Keep everything grounded in the transcript. If a concept is
mentioned but not explained, list it under "Look up later."
Transcript:
[paste transcript here]
The Honest Limits of Summarizing YouTube With ChatGPT
These prompts are useful, but you should know where the approach breaks down:
- Context length. Very long videos — think two-hour podcasts — produce transcripts too big for a single paste. You'll have to chunk them, summarize each chunk, then summarize the summaries. It works, but it's tedious and quality drifts across chunks.
- No native video access. ChatGPT reads words, not pictures. Anything communicated visually — a chart on screen, a silent demo, body language — is invisible to it.
- Hallucination risk. If the transcript is messy or cuts off, ChatGPT will sometimes fill gaps plausibly rather than admit it doesn't know. The "only use the transcript" instruction reduces this but doesn't eliminate it.
- No clickable timestamps. Even the outline prompt gives you text you have to manually scrub to. There's no jump-to-moment link.
None of this makes ChatGPT a bad choice. For a quick summary of a 15-minute talk, the copy-paste flow is fast and free. It's just worth being clear-eyed about the manual steps.

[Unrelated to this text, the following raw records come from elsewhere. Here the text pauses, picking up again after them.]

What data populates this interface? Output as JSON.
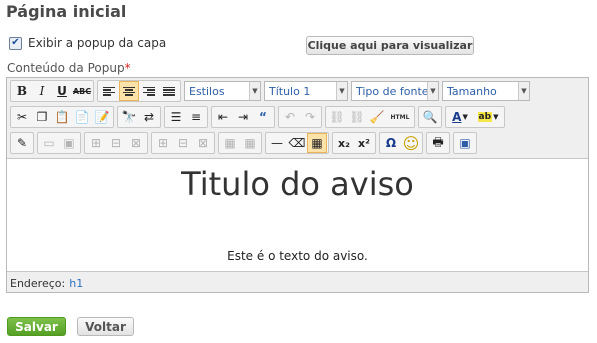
{
  "page": {
    "title": "Página inicial"
  },
  "popup": {
    "checkbox_label": "Exibir a popup da capa",
    "checked": true,
    "preview_button": "Clique aqui para visualizar",
    "content_label": "Conteúdo da Popup",
    "required_mark": "*"
  },
  "toolbar": {
    "bold": "B",
    "italic": "I",
    "underline": "U",
    "strike": "ABC",
    "styles": "Estilos",
    "format": "Título 1",
    "font": "Tipo de fonte",
    "size": "Tamanho",
    "html": "HTML",
    "omega": "Ω",
    "subscript": "x₂",
    "superscript": "x²",
    "smiley": "☺"
  },
  "editor": {
    "heading": "Titulo do aviso",
    "paragraph": "Este é o texto do aviso.",
    "status_label": "Endereço:",
    "status_path": "h1"
  },
  "actions": {
    "save": "Salvar",
    "back": "Voltar"
  },
  "colors": {
    "save_green": "#5aa628",
    "link_blue": "#2d6fc1",
    "required_red": "#d22222"
  }
}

When a Purpose-Built Tool Skips the Paste Step
The friction with ChatGPT isn't the prompting — it's everything around it. You still have to find the transcript, copy it cleanly, paste it, and re-prompt for every new video. For a one-off, that's fine. If you summarize videos regularly, the copy-paste tax adds up.
A dedicated tool like Summario handles the transcript retrieval for you and, more importantly, keeps the summary grounded with clickable timestamps you can jump to directly — solving the two biggest limitations above in one step. You paste a URL, not a transcript, and you can ask follow-up questions against the same video without re-pasting anything.
To be fair to ChatGPT: if you already pay for it and only summarize the occasional video, the prompts above are all you need. The trade-off is convenience and grounding, not raw capability. We break down exactly where each tool wins in our Summario vs. ChatGPT comparison.
Frequently Asked Questions
Can ChatGPT summarize a YouTube video from just the URL?
Not reliably. ChatGPT has no native ability to watch YouTube, so pasting a bare URL usually produces a guess from training data rather than a real summary. Always paste the transcript alongside your prompt.
What's the best prompt to summarize a video quickly?
The TL;DR prompt (#1 above) is fastest — it forces a 3-sentence answer so you can decide whether the video is worth a deeper look. For anything you'll act on, use the Key Takeaways prompt instead.
How do I summarize a video that's too long to paste?
Split the transcript into chunks that fit ChatGPT's context window, summarize each chunk separately, then paste those summaries back in and ask for one combined summary. Quality can drift, so a purpose-built tool is usually less painful for long videos.
Do these ChatGPT prompts work for other AI chatbots?
Yes. The prompts are model-agnostic — they work with Claude, Gemini, and most other assistants because they rely on structure and grounding instructions, not features unique to ChatGPT. The same transcript-paste workflow applies.